しかし、これまでに、毛孔角層の水和ないし膨潤状態を直接観察した例は報告されていない。
【先行技術文献】
【非特許文献】
【0007】
Contact Dermatitis., 2019, vol. 80, p. 228-233
British Journal of Dermatology, 1976, vol. 94, p. 431-434
J. Soc. Cosmet. Chem. Japan, 2001, Vol. 35, No. 4, p. 333-337
JEADV, 2015, vol. 29, p. 933-939
【発明の概要】
【発明が解決しようとする課題】
【0008】
本発明は、毛孔を構成するケラチノサイト(生細胞)と毛孔内腔との境界部に存在する角層の水和ないし膨潤状態を正確に評価する方法の提供を課題とする。
【課題を解決するための手段】
【0009】
本発明者は、上記課題に鑑み、鋭意検討を行った。
具体的には、ヒトの頬部の水分量を変化させた前後で、頬部の同一の毛孔を反射型共焦点レーザー顕微鏡を用いて撮像した画像を比較した。

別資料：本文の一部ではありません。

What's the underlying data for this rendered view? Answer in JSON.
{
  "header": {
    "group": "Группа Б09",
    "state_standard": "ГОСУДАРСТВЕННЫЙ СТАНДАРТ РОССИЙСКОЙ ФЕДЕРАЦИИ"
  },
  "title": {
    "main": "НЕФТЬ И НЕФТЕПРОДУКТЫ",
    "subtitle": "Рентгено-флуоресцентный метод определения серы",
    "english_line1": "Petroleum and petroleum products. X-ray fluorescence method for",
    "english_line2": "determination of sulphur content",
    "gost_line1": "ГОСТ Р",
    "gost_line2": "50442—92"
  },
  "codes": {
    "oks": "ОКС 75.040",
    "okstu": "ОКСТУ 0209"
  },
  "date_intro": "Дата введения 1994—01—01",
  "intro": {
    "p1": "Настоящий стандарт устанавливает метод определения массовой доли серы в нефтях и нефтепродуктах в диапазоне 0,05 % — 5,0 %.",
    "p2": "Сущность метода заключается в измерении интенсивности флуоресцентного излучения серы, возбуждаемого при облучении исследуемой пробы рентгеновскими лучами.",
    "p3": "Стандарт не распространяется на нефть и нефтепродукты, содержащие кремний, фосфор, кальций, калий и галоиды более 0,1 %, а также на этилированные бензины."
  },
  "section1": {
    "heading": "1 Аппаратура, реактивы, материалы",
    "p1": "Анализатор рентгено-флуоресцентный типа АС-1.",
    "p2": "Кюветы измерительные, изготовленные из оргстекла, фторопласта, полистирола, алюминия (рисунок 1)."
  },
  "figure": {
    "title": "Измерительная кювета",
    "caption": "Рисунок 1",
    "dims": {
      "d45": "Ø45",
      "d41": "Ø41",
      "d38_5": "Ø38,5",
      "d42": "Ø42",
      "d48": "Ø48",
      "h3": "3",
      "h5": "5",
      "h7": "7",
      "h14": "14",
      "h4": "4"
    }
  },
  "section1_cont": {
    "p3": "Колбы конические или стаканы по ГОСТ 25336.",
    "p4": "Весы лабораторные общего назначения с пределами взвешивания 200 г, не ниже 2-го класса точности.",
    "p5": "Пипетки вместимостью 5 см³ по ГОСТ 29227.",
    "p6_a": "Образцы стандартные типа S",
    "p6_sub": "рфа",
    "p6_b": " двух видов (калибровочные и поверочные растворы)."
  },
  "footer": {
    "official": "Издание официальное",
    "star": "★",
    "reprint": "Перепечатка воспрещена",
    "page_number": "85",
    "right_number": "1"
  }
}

その結果、毛孔を構成するケラチノサイト(生細胞)と毛孔内腔との境界部に存在する角層において、後方散乱強度に対応する角層の画像輝度が、水分量の増加に伴い上昇することを見出した。そして、この画像輝度が毛孔角層の水和ないし膨潤状態を可視化していることを明らかにした。
本発明はこれらの知見に基づき完成されるに至ったものである。
【0010】
本発明は、毛孔角層の水和又は膨潤状態を評価する方法であって、光学顕微鏡により被評価者の毛孔角層を撮像し、該撮像画像の輝度に基づいて、毛孔における膨潤角層の明るさ、膨潤角層深度、膨潤角層厚及び角栓の明るさからなる群より選ばれる少なくとも1つの毛孔角層に係る特徴量を決定し、該特徴量を指標として被評価者の毛孔角層の水和若しくは膨潤状態を評価する、毛孔角層の水和又は膨潤状態を評価する方法に関する。